Trump loves Russians and he has friends who are friends with powerful people in Russia. There were certainly Russian actors who worked to advance his interests during the election campaign. There were certainly American actors who courted Russian influence, seeking an advantage. But we also have evidence that Russians occasionally freaked out during the campaign and at one point even suspended operations supporting Trump out of alarm at his unstable conduct. (check out page 13 of the infamous “unverified memo” if you want some evidence).

While some coincidences are perfectly random, most are not. That doesn’t mean, however, that all coincidences have to be causally connected to one another. Many times, coincidences arise because they share certain predicate conditions. They cluster on the truth like barnacles on a whale, but the whale’s body is the only true connection between them.

We have evidence that Trump’s ties to Russia are deep and long-standing. During his 2000 presidential campaign, Trump excoriated Boris Yeltsin, calling the ailing reformer an “out-of-control” “disaster.” More intriguingly, contenders to replace Yeltsin (which Putin ultimately did) were traveling to New York to court Trump’s support as early as 1997. (Retired Russian general Aleksandr Lebed had a one-hour closed-door meeting with Trump in 1997 as he sought support for a bid to replace Yeltsin.)

Trump’s influence in Russia predates Putin.
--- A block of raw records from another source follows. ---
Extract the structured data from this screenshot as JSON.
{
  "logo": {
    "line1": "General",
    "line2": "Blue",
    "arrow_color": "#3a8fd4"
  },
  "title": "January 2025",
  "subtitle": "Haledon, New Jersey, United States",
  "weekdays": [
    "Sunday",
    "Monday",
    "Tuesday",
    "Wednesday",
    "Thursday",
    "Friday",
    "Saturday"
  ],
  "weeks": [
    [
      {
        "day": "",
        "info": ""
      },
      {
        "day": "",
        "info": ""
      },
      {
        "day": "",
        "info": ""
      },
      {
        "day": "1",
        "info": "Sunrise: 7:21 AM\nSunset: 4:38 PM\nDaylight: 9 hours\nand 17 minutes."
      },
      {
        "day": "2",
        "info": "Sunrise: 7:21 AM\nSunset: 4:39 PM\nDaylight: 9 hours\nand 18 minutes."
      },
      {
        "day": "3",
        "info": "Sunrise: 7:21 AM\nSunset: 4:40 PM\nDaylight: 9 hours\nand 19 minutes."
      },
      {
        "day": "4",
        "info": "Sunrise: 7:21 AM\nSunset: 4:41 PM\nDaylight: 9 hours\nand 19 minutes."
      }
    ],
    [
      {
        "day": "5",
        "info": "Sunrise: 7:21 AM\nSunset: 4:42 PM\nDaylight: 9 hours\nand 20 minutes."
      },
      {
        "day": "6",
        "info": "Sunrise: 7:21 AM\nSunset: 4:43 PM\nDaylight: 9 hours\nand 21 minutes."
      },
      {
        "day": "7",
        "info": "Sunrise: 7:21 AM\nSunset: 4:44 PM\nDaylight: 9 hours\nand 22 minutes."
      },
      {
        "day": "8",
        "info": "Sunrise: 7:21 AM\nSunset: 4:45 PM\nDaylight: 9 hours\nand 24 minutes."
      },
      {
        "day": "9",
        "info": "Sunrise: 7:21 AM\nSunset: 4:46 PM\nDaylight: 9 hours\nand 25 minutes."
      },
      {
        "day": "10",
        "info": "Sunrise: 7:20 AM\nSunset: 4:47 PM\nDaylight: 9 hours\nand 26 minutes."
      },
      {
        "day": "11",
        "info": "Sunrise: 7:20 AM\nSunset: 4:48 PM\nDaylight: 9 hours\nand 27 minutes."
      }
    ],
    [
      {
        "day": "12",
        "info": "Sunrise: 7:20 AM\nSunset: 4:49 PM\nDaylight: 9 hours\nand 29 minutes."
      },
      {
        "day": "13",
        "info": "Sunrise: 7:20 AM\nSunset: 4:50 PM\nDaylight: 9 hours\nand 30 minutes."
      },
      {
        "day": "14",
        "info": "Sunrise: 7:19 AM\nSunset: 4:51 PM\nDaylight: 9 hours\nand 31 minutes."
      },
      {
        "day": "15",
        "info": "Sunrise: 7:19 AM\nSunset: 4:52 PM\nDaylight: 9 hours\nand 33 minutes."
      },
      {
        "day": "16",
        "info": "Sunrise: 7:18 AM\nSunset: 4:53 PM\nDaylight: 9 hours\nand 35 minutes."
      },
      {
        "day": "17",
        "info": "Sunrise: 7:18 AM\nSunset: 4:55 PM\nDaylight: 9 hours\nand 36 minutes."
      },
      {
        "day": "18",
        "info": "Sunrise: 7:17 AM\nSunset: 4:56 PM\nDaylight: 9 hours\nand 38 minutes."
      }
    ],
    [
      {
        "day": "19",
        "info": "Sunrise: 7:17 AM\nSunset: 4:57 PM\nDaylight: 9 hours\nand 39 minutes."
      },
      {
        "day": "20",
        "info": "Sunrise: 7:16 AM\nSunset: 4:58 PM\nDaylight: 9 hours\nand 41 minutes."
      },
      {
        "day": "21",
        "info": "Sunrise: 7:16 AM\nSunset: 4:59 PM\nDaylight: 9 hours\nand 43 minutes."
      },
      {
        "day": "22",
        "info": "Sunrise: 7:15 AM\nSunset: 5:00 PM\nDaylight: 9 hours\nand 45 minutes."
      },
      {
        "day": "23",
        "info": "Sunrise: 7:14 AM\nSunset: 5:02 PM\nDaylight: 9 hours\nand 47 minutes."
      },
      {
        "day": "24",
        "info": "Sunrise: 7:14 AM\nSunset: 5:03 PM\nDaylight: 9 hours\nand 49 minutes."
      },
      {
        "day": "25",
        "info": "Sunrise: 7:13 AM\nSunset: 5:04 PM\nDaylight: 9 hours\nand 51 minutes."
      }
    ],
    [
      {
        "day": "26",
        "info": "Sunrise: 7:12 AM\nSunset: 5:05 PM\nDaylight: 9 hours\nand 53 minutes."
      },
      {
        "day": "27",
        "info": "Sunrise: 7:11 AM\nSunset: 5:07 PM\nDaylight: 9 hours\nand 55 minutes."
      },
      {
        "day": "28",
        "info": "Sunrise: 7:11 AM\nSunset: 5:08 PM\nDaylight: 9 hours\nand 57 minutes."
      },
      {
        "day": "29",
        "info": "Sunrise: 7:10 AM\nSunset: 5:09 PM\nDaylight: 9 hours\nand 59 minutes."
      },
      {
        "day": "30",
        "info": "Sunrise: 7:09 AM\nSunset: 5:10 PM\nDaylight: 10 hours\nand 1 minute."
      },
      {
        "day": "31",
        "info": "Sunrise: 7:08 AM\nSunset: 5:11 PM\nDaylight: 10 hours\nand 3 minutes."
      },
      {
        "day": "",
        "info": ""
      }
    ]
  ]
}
If Trump (or more likely, Trump’s Russian business associates) were acting as king-makers in the struggle to replace Yeltsin, then we’re going to need to take a broader perspective to understand Trump’s bizarre conduct towards Russia. That story doesn’t start in July of 2015, when Trump descended his golden escalator. The real story starts in New York, with Tamir Sapir and Sam Kislin, Russian immigrants who rocketed in the early nineties from running a Manhattan electronics store to  controlling international business empires worth billions of dollars. Trump’s fortune has been deeply entwined with the rise of both men.